Australian investors woke up yesterday to witness what seemed a global stock market retreat, prompted by a 9 per cent drop in the China's benchmark Shanghai Composite Index - its biggest daily percentage fall since 1997.

 
 

The US Dow Jones industrial average fell 3.29 per cent on the news - its biggest fall since the September 11 attacks of 2001 - and the UK's benchmark the FTSE 100 fell 2.3 per cent.

The consensus in the market, however, is don't panic.

"I think the correction is a positive. It will enable superfund investors to buy a bit more sanely," investment specialist and founder of Huntley's newsletters Ian Huntley said. "I can't see that a China stock bubble being pricked is the end of the world."

The correction could be what is needed to take the "dangerous parabolic rise" out of the market, he said.

Colonial First State's head of investments Hans Kunnen agreed. He said global markets could be doing a repeat of 2001, where the market had run ahead of itself.

"All I would say is remember May and June last year. Everybody thought it was the end of the world then. When the markets fell by 10 per cent there was a similar wobbling of the knees," Kunnen said.

He added that the fall in China's markets by no means meant the end of the boom. "The economic fundamentals in China have not changed. It was a market that ran ahead of itself last year with rampant growth and needed squashing," Kunnen said.

"China's growth is based on structural change that will last for decades.
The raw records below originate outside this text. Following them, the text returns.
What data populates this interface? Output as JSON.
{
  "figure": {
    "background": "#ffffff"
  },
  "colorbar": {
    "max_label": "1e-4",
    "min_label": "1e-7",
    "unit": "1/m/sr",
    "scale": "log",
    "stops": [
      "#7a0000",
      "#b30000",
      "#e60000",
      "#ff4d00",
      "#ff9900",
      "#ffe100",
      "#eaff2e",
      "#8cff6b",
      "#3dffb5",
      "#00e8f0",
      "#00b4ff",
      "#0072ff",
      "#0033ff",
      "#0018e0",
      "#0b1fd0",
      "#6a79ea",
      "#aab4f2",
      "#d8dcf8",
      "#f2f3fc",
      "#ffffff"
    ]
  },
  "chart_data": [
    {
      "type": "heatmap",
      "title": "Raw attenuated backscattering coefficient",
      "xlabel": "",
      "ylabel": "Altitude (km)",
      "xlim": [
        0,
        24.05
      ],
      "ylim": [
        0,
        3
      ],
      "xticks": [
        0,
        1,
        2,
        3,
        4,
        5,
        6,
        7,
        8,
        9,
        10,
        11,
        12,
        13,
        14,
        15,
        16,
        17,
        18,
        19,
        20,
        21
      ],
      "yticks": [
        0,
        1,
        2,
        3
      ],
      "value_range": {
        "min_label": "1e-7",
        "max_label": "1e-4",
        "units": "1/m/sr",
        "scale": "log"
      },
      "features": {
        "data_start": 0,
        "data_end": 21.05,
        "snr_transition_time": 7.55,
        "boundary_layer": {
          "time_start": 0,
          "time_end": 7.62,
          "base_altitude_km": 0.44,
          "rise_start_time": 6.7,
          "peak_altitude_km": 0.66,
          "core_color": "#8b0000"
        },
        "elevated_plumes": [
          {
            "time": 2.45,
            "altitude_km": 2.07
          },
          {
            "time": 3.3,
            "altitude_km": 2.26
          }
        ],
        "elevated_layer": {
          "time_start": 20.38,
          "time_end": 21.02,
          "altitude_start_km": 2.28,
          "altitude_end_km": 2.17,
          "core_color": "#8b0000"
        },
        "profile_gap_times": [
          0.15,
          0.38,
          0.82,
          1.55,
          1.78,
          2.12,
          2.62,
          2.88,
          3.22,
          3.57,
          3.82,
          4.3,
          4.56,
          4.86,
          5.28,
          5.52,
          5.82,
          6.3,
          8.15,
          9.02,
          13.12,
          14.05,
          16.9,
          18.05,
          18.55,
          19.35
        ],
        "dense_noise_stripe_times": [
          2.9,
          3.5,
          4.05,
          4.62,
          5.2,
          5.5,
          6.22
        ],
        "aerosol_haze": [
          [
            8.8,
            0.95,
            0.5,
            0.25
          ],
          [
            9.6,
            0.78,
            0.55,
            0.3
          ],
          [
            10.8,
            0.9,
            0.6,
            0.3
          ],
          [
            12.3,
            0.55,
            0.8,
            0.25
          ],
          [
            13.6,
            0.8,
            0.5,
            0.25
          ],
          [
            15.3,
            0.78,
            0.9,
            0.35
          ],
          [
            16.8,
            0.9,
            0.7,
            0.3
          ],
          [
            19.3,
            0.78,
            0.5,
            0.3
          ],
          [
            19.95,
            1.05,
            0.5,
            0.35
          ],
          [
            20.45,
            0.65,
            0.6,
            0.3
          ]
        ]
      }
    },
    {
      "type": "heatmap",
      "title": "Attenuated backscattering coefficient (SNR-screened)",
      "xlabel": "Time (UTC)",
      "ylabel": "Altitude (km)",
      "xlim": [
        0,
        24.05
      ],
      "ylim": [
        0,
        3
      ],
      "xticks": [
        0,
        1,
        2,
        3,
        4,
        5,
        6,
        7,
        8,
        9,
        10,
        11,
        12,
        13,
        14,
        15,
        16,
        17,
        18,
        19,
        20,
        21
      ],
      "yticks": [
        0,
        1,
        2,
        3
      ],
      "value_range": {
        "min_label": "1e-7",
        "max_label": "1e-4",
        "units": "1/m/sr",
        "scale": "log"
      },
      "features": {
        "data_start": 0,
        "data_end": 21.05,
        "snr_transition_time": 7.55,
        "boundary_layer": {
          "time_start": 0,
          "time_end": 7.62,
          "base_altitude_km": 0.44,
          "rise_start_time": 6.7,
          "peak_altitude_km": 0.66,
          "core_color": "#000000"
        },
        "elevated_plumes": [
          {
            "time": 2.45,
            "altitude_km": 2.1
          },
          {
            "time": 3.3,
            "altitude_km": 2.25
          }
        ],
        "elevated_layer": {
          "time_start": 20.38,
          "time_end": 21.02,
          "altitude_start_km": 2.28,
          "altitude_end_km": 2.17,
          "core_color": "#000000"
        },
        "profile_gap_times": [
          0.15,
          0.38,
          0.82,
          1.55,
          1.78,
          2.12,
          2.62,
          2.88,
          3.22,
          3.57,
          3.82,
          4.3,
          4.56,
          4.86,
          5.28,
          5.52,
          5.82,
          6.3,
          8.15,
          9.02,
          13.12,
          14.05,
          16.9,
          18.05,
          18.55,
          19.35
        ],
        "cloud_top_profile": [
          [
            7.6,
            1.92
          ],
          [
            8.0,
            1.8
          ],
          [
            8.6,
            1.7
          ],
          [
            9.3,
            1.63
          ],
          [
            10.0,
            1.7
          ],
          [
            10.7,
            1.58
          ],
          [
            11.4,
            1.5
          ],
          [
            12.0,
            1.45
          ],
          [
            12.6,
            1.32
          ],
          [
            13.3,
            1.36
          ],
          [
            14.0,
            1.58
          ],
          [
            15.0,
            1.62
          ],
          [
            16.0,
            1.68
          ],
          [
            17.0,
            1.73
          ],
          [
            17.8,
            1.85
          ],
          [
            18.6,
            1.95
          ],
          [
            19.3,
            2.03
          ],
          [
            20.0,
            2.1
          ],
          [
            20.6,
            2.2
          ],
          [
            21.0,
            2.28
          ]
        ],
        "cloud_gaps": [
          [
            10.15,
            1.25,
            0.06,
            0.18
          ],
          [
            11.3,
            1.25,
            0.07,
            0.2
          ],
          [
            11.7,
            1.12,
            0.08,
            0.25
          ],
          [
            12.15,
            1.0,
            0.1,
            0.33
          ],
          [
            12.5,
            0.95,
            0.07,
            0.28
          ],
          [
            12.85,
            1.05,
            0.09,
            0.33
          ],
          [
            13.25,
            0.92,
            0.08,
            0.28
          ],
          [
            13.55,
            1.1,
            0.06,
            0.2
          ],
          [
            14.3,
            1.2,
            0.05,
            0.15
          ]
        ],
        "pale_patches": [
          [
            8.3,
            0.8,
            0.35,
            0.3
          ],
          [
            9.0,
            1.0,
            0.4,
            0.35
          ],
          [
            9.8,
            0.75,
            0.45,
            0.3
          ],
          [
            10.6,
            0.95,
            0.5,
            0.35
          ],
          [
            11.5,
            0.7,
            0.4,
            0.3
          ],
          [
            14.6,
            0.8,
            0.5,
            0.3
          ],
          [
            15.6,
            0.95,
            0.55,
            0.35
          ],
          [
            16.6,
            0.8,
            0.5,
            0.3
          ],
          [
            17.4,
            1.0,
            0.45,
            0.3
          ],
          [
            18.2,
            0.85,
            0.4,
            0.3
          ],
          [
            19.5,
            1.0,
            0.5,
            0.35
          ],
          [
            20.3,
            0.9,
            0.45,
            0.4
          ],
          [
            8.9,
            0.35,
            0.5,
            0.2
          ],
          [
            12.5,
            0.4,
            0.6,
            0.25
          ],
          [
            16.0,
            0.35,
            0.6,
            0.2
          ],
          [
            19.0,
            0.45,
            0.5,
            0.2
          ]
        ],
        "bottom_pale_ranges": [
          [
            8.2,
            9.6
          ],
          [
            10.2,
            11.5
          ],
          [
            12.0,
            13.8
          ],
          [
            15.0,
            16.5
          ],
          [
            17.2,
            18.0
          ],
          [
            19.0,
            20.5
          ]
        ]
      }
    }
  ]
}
People are making erroneous linkages."

Despite Alan Greenspan's dire predictions last week that the US could be going into a recession, it was more likely the US economy was slowing down rather than stopping altogether, he said.

"Yes the day traders might have been smashed, but they need a long term perspective. Japan and Europe are growing, yes the US is slowing, but that is not the end of the story. This is a buying opportunity," Kunnen said.